Das Landgericht Augsburg aber führt seinen Prozess auf der Spitze eines Eisberges. Was sich unter der Wasseroberfläche noch alles verbirgt, kann man nur raten. Viele der Dubiositäten, die mit den Ermittlungen gegen Schreiber begannen, sind unaufgeklärt geblieben, sie sind nicht Gegenstand der Anklage und also nicht Gegenstand der Beweisaufnahme.

Das System illegaler Konten und anrüchiger Zahlungen ist nur zum kleinen Teil kartographiert. Die weißen Flecken sind gewaltig. Und die ruchlose Spendenaffäre der CDU in Hessen, die bei Gelegenheit der Ermittlungen gegen Schreiber und Kiep entdeckt wurde, ist noch immer ein einziger großer weißer Fleck.

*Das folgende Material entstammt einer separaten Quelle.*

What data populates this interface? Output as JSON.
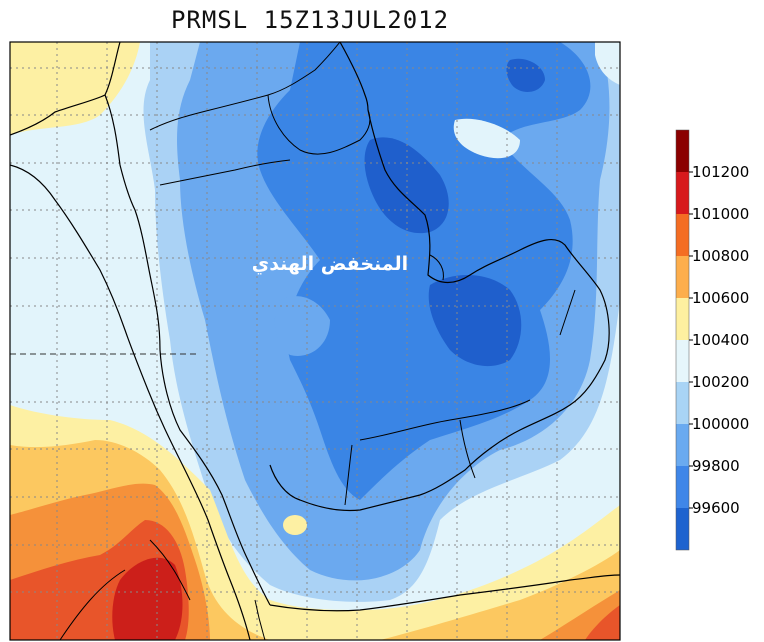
{
  "title": "PRMSL  15Z13JUL2012",
  "annotation": "المنخفض الهندي",
  "colorbar": {
    "labels": [
      "101200",
      "101000",
      "100800",
      "100600",
      "100400",
      "100200",
      "100000",
      "99800",
      "99600"
    ],
    "colors": [
      "#8b0000",
      "#d7191c",
      "#f46d23",
      "#fdae4c",
      "#fef0a0",
      "#e6f6fb",
      "#a9d4f5",
      "#6aaaf0",
      "#3f86e8",
      "#1e63cf"
    ]
  },
  "palette": {
    "darkblue": "#1f5fcc",
    "blue": "#3a85e5",
    "midblue": "#6ba9ef",
    "lightblue": "#aad2f5",
    "paleblue": "#e2f4fb",
    "paleyellow": "#fdf0a3",
    "yellow": "#fcc860",
    "orange": "#f5913a",
    "redorange": "#e8552a",
    "red": "#cc1f1a"
  }
}
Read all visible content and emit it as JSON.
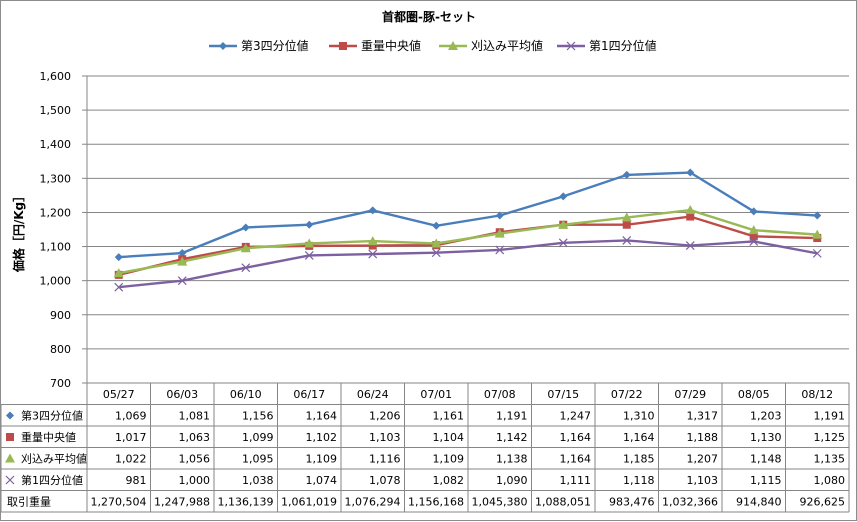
{
  "chart_data": {
    "type": "line",
    "title": "首都圏-豚-セット",
    "ylabel": "価格［円/Kg］",
    "ylim": [
      700,
      1600
    ],
    "yticks": [
      "700",
      "800",
      "900",
      "1,000",
      "1,100",
      "1,200",
      "1,300",
      "1,400",
      "1,500",
      "1,600"
    ],
    "categories": [
      "05/27",
      "06/03",
      "06/10",
      "06/17",
      "06/24",
      "07/01",
      "07/08",
      "07/15",
      "07/22",
      "07/29",
      "08/05",
      "08/12"
    ],
    "legend_position": "top",
    "grid": true,
    "series": [
      {
        "name": "第3四分位値",
        "color": "#4a7ebb",
        "marker": "diamond",
        "values": [
          1069,
          1081,
          1156,
          1164,
          1206,
          1161,
          1191,
          1247,
          1310,
          1317,
          1203,
          1191
        ],
        "labels": [
          "1,069",
          "1,081",
          "1,156",
          "1,164",
          "1,206",
          "1,161",
          "1,191",
          "1,247",
          "1,310",
          "1,317",
          "1,203",
          "1,191"
        ]
      },
      {
        "name": "重量中央値",
        "color": "#be4b48",
        "marker": "square",
        "values": [
          1017,
          1063,
          1099,
          1102,
          1103,
          1104,
          1142,
          1164,
          1164,
          1188,
          1130,
          1125
        ],
        "labels": [
          "1,017",
          "1,063",
          "1,099",
          "1,102",
          "1,103",
          "1,104",
          "1,142",
          "1,164",
          "1,164",
          "1,188",
          "1,130",
          "1,125"
        ]
      },
      {
        "name": "刈込み平均値",
        "color": "#98b954",
        "marker": "triangle",
        "values": [
          1022,
          1056,
          1095,
          1109,
          1116,
          1109,
          1138,
          1164,
          1185,
          1207,
          1148,
          1135
        ],
        "labels": [
          "1,022",
          "1,056",
          "1,095",
          "1,109",
          "1,116",
          "1,109",
          "1,138",
          "1,164",
          "1,185",
          "1,207",
          "1,148",
          "1,135"
        ]
      },
      {
        "name": "第1四分位値",
        "color": "#7d60a0",
        "marker": "x",
        "values": [
          981,
          1000,
          1038,
          1074,
          1078,
          1082,
          1090,
          1111,
          1118,
          1103,
          1115,
          1080
        ],
        "labels": [
          "981",
          "1,000",
          "1,038",
          "1,074",
          "1,078",
          "1,082",
          "1,090",
          "1,111",
          "1,118",
          "1,103",
          "1,115",
          "1,080"
        ]
      }
    ],
    "table_extra_rows": [
      {
        "name": "取引重量",
        "labels": [
          "1,270,504",
          "1,247,988",
          "1,136,139",
          "1,061,019",
          "1,076,294",
          "1,156,168",
          "1,045,380",
          "1,088,051",
          "983,476",
          "1,032,366",
          "914,840",
          "926,625"
        ]
      }
    ]
  }
}
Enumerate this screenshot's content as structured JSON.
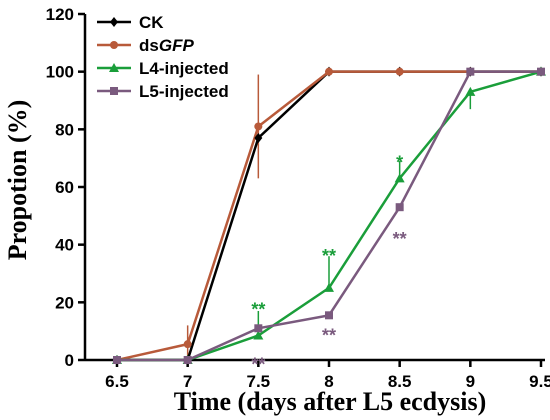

Diese grausame hessische Posse, bei der der Ministerpräsidenten Roland Koch eine ungute Rolle spielt, hat zwar mit dem Augsburger Strafverfahren unmittelbar nichts zu tun - sie speist aber das fatale Gefühl, dass von staatsanwaltschaftliche Ermittlungen in kriminellen politischen Angelegenheiten nicht viel zu erwarten ist.

Immerhin: In Augsburg wird gerichtlich verhandelt. Die Staatsanwaltschaft dort hat die Auslieferung des Angeklagten Schreiber mit einer Beharrlichkeit betrieben, die es zu Franz Josef Straußens Zeiten nicht gegeben hätte.

Das Verfahren, so schmalbrüstig es jetzt auch sein mag, ist Beleg dafür, dass diese alten Zeiten vorbei sind. Politische Korruption freilich ist nicht vorbei, sie ist nur anders, subtiler. Früher mussten dubiose Lobbyisten ihre Interessen am Gesetz vorbei mit viel Geld durchsetzen. Heute kann es passieren, dass Lobbyisten die Gesetze gleich selber machen.